Ample evidence from micro data suggests that productivity at establishment level is dominated by idiosyncratic factors. The productivity differences across establishments are very large and persistent even with the narrowest definition of industries. There is an attempt to identify sources of frictions that cause such productivity dispersion and negatively affect the average productivity of industries. This dissertation contemplates a non-monotonic relationship between productivity and input size and studies its importance in shaping the relationship between productivity dispersion and the producer size, a fact that is presented along with supportive empirical results. The role of market structure is then elaborated in creating the observed behavior.

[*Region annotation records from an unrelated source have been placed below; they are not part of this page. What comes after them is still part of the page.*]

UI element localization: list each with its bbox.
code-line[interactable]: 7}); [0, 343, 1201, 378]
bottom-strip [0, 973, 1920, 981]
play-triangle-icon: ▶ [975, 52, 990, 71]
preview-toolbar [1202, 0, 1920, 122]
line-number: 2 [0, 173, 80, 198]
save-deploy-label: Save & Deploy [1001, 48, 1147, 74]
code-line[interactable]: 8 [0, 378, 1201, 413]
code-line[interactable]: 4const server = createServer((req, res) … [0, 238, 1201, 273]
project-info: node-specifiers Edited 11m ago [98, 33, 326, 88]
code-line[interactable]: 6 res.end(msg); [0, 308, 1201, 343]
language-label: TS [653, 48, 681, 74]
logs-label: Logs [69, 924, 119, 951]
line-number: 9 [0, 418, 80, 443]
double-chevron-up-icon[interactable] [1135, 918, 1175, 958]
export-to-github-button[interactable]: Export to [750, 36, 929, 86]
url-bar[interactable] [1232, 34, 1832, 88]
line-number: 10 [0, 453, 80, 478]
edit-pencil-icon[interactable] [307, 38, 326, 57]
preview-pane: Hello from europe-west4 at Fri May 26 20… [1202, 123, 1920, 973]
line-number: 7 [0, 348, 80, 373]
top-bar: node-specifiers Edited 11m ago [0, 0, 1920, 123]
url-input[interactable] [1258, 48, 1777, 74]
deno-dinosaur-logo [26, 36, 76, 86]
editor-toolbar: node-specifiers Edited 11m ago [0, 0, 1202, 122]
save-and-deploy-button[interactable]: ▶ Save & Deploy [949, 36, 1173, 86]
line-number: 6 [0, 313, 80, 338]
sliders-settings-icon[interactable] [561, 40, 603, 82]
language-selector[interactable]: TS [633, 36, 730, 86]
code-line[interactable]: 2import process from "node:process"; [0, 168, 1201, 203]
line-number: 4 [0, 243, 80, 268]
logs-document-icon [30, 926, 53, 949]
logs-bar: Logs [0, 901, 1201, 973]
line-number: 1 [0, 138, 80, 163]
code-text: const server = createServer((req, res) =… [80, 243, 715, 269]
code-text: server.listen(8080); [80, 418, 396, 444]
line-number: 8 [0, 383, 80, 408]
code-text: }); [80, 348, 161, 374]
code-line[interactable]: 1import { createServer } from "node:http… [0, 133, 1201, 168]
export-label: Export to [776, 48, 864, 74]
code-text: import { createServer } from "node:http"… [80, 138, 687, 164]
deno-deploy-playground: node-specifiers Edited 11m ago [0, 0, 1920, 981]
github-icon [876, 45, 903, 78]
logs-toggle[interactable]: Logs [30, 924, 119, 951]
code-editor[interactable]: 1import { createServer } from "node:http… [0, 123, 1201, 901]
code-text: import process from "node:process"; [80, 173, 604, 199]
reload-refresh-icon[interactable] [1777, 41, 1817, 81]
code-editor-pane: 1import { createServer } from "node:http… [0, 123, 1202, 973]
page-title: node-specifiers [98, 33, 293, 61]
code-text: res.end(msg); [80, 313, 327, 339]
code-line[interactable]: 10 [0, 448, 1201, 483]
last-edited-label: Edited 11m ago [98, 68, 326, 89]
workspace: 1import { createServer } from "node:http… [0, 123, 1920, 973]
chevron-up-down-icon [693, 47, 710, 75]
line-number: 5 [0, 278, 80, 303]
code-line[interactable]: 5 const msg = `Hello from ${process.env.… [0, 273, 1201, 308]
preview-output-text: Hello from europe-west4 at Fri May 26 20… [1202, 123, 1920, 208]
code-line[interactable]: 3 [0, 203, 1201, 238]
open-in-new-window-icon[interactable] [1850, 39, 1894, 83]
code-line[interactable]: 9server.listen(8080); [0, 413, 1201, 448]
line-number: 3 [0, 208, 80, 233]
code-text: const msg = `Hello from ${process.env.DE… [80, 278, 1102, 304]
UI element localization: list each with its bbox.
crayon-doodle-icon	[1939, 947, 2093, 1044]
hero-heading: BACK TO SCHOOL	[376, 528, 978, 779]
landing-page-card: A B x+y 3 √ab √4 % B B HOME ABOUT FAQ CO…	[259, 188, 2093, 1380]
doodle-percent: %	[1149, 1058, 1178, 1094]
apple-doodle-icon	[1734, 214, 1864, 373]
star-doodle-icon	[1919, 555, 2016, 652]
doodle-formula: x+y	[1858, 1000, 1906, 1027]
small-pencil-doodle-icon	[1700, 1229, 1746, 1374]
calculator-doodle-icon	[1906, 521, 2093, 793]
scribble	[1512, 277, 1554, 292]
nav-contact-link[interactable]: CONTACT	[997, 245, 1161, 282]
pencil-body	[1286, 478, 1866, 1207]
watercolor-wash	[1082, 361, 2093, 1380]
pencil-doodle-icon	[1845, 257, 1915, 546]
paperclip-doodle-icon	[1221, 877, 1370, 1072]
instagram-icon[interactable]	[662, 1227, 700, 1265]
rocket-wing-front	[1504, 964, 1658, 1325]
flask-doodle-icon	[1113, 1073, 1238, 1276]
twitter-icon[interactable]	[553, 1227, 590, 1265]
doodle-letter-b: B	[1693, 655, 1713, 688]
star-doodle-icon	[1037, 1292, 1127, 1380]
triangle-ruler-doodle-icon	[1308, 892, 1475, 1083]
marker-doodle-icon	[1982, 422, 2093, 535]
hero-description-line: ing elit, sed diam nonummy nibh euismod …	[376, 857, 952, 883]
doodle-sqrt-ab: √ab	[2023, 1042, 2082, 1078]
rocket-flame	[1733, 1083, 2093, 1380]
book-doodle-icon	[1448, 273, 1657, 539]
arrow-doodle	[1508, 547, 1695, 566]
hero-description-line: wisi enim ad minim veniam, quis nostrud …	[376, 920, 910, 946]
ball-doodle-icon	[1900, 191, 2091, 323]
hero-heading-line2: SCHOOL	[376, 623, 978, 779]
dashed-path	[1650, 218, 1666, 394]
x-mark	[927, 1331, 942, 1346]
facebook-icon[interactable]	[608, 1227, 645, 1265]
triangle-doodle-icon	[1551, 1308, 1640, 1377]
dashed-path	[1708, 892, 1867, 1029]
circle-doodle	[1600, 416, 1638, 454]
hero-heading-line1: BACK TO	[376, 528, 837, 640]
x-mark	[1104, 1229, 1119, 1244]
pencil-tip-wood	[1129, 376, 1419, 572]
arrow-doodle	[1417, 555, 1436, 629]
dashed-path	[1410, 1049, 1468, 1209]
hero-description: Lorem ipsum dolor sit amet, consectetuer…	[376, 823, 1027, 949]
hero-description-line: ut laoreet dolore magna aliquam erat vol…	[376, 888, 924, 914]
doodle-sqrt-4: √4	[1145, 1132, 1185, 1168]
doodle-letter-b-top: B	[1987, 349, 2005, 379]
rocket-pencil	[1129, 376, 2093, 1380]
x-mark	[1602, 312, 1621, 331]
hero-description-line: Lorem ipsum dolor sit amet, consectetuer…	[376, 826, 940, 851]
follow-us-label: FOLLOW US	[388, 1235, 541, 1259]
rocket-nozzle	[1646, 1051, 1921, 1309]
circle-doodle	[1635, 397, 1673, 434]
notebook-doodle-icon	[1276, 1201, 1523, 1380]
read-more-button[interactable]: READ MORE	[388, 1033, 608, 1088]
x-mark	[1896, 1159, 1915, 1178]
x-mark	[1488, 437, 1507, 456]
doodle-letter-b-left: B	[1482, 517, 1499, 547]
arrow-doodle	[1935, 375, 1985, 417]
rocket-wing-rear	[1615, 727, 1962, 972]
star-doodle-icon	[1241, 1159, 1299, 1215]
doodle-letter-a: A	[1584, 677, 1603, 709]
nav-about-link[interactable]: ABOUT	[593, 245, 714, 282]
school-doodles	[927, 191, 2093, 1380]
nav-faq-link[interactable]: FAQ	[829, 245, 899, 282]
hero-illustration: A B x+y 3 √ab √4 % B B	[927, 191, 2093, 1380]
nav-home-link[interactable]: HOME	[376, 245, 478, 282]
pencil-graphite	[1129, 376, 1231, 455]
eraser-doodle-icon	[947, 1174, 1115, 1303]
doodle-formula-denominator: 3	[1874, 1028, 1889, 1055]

The US Census of Manufactures reveals significant productivity dispersion at any employment level. Moreover, this productivity dispersion falls with employment size within most manufacturing industries. This pattern is considerably strong for establishments in industries whose products are primarily locally traded. It will be shown that general approaches such as industry selection and simple statistical aggregation do not explain this pattern convincingly, while sector-specific factors such as market localization can mimic this behavior much more closely.

Based on these results, a market structure model is introduced that uses demand size and market localization as constraining forces to generate a bell-shaped relationship between input size and productivity within a market and for locally traded goods. The non-monotonicity of the relationship is a clear departure from most economic models where input size of plants is monotonically increasing with their productivity in the long-run. Because of the bell-shaped relationship, the proposed model predicts significant long-run productivity dispersion at any level of input size. Also this dispersion decreases with input size, in the same way as is observed in the data.

The model is calibrated and then simulated using data on Ready-Mix Concrete. First, the relationship between productivity and input size in the data is of a similar bell-shaped form. The effect of market size is also shown to be consistent with model predictions. Second, simulated results produce productivity dispersions that fall with input size with almost the same slope as observed in the data. This, in turn, suggests that the difference between simulated and actual productivity dispersions, summarizing the effect of other frictions, is almost uniform across sizes. Finally the robustness of the results is demonstrated through various tests.

Throughout the discussion, a distinction is made between physical and revenue productivities and the theoretical implications of both measures are shown to be qualitatively the same.